The first major celestial event of 2019 kicks off the night of Thursday, January 3. The Quadrantid meteor shower appears in the night sky each year in the beginning of January, and it's considered one of the most impressive annual meteor showers. If you're looking to catch the spectacle before it disappears for another year, here's where to look.

According to The Washington Post, the Quadrantids are set to peak this year between 9 and 10 p.m. Eastern time Thursday night. Sky gazers in Eastern Europe and Central Europe will have the best view, potentially seeing as many as 120 meteors burn up in the atmosphere per hour. In the U.S., the meteor shower will appear very low in the sky during its peak, and much of it will be lost beneath the horizon.

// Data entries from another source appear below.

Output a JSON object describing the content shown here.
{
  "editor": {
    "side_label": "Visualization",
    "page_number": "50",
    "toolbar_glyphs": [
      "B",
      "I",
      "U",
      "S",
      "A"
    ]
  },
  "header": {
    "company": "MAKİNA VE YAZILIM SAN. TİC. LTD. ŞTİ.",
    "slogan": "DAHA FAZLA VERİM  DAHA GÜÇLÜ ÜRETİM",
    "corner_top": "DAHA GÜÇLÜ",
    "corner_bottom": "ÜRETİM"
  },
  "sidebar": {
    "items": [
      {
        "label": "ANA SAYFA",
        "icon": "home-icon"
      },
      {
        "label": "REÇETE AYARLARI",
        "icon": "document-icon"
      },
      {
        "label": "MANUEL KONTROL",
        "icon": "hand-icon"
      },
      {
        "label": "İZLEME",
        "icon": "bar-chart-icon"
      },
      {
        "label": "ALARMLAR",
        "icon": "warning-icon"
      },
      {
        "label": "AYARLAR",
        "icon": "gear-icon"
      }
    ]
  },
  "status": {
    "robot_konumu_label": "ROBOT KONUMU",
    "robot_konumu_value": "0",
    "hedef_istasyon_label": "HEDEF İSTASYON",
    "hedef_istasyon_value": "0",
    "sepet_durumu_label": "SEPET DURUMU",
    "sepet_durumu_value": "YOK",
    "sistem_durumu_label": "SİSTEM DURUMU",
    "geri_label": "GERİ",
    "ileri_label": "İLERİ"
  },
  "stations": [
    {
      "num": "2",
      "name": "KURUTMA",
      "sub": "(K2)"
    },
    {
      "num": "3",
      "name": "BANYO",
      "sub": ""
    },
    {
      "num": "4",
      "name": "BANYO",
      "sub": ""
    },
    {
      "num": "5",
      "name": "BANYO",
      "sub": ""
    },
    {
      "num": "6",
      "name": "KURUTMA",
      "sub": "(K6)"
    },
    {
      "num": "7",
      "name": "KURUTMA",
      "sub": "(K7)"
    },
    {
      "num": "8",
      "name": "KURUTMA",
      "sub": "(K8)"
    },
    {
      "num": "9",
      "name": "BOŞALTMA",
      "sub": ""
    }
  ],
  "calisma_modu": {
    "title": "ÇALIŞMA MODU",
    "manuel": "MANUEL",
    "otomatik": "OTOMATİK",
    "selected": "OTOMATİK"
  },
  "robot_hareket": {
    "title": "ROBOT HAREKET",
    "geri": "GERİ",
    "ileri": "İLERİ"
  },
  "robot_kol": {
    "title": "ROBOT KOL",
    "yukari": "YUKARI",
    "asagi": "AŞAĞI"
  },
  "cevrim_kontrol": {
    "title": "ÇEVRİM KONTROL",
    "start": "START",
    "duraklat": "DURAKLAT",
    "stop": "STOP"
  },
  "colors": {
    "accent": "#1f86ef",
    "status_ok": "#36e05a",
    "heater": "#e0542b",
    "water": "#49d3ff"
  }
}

But in clear, dark conditions, U.S. viewers can still expect to catch up to 40 meteors in an hour. The shower will appear to originate from the northern part of the sky around 8 to 9 p.m. Eastern time and migrate north-northeast by 10 p.m. At 1 a.m., the shooting stars will have reached their highest point in the northeastern night sky.

Unlike other meteor showers like December's Geminids, the Quadrantids are contained to just a single night rather than stretched out over several days. Peak activity usually lasts four hours, which means there are parts of the world that miss them altogether in some years. The Quadrantids are also distinct in that they come from the debris trailing an asteroid, where most other meteor showers occur when the Earth passes through the tail of a comet.